Les villes ont la vie dure, quelques journées de bombardement ne suffisent pas pour en venir à bout. D’après les descriptions verbales et les relations écrites, on aurait pu croire que Rustschuk avait été complétement réduit en capilotade. J’eus la preuve du contraire ; certainement des dégâts sérieux avaient été causés et le seraient encore. — Les artilleurs, la mèche allumée, attendaient les ordres dans les bastions de la batterie de Slobozia. Mais, enfin, si l’intérieur des maisons avait souffert, les pans de muraille de Rustschuk étaient conservés à la future principauté bulgare.

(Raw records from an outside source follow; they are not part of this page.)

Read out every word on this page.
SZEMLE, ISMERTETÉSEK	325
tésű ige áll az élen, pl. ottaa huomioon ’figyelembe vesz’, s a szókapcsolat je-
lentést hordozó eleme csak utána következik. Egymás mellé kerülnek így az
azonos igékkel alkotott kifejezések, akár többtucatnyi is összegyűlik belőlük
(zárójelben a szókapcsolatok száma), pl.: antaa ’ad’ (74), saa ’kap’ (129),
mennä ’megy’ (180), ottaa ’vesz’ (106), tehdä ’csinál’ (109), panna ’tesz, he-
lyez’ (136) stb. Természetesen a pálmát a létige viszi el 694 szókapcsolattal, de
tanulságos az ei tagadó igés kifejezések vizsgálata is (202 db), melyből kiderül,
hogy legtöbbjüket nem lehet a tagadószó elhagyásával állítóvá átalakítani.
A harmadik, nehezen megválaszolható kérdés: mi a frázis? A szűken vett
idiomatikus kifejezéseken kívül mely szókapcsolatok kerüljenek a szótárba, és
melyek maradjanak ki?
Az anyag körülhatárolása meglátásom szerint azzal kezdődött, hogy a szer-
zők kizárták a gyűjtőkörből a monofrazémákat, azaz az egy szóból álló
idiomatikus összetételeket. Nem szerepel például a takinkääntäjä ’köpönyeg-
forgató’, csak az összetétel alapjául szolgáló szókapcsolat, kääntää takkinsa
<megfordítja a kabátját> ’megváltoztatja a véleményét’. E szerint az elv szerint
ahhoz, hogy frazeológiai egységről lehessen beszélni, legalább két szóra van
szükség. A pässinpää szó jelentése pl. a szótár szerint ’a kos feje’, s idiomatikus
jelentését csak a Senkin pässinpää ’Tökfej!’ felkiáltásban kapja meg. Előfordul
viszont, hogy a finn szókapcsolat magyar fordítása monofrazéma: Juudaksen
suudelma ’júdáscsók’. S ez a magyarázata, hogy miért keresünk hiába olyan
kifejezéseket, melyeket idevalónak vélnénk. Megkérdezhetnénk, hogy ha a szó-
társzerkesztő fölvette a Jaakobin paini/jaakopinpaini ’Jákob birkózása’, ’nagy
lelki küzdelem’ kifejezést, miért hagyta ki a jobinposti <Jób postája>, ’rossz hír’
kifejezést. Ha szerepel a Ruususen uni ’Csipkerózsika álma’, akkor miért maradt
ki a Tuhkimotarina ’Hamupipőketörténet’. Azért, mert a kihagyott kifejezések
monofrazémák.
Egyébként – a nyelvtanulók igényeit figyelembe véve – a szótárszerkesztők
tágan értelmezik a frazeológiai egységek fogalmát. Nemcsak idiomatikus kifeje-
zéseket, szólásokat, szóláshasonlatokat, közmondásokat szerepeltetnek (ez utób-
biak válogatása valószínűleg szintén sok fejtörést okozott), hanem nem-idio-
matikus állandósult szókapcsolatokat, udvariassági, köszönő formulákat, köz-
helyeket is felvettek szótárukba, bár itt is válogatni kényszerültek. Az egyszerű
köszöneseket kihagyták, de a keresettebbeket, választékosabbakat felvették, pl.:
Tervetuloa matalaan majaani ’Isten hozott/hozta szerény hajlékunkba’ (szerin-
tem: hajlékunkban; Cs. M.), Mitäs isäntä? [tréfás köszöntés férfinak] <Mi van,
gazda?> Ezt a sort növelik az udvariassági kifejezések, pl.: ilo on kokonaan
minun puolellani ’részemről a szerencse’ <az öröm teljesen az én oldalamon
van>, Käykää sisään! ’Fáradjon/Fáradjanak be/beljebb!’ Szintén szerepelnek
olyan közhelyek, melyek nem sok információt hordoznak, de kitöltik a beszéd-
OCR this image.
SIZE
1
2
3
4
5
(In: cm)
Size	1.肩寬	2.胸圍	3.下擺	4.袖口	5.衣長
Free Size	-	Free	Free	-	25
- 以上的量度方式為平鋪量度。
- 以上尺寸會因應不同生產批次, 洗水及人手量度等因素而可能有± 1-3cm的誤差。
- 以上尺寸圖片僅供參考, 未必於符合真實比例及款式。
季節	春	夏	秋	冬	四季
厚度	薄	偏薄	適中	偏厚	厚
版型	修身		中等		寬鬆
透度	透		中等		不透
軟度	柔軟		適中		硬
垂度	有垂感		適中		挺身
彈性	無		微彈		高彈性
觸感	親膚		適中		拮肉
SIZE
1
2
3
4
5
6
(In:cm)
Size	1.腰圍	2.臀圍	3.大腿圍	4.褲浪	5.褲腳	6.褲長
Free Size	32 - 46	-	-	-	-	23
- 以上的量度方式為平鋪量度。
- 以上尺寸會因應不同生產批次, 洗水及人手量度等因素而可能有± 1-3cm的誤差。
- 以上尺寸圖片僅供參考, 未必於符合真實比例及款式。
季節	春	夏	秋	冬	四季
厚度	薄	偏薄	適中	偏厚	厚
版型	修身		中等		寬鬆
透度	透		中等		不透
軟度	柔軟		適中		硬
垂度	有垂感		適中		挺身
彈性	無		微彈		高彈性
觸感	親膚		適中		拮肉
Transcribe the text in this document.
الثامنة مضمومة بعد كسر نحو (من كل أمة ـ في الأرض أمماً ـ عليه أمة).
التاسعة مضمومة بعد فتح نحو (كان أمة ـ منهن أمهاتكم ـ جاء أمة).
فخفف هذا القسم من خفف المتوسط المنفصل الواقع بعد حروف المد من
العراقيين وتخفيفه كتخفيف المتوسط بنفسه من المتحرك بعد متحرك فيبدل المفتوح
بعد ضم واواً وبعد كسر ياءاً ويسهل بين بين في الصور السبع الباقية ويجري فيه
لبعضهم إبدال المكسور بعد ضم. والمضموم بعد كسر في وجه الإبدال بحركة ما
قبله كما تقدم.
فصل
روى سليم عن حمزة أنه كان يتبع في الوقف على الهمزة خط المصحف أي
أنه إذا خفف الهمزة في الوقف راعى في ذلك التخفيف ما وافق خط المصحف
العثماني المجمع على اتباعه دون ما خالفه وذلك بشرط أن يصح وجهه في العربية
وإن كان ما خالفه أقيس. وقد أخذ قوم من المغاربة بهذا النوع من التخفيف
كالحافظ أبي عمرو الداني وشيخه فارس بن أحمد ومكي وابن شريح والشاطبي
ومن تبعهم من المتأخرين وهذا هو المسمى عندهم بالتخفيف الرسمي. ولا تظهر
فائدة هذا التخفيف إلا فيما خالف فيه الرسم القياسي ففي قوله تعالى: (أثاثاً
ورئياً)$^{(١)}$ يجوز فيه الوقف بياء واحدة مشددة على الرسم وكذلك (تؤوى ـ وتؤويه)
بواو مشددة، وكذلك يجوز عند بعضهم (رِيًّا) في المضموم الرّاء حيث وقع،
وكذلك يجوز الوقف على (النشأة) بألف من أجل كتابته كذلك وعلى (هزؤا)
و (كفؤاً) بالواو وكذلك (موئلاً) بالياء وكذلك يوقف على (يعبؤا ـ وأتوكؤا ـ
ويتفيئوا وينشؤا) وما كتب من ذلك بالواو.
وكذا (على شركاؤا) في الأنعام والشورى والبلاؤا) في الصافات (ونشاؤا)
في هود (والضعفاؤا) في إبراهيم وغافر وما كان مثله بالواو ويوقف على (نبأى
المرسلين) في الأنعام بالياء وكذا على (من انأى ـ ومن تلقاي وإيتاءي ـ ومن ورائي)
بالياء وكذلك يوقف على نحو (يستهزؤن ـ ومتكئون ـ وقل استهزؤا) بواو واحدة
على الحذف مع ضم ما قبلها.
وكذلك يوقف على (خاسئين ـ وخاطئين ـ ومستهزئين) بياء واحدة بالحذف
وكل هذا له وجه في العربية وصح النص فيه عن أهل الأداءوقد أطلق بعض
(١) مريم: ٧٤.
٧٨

En déjeunant dans la salle d’attente de Giurgewo, je fus abordé par un jeune homme d’une vingtaine d’années, très-mince, très-élancé, et portant le costume d’un régiment d’élite, les uhlans de l’impératrice. Je le reconnus immédiatement pour le comte M…, fils de famille portant un très-grand nom et même proche parent d’un ministre. M… avait depuis peu une liaison avec une vétérane de la galanterie internationale, excellente artiste dramatique, du reste, et qui, depuis dix ans, joue les Schneider à Moscou, à Saint-Pétersbourg, à Odessa, à Constantinople et ailleurs avec un succès tel que sa réputation théâtrale, dans ces parages, lutte avantageusement avec ses triomphes de femme galante. Mlle Cara, ou la Cara, comme on l’appelle plus familièrement, venait d’achever une brillante saison à Odessa comme premier rôle et directrice du théâtre Français.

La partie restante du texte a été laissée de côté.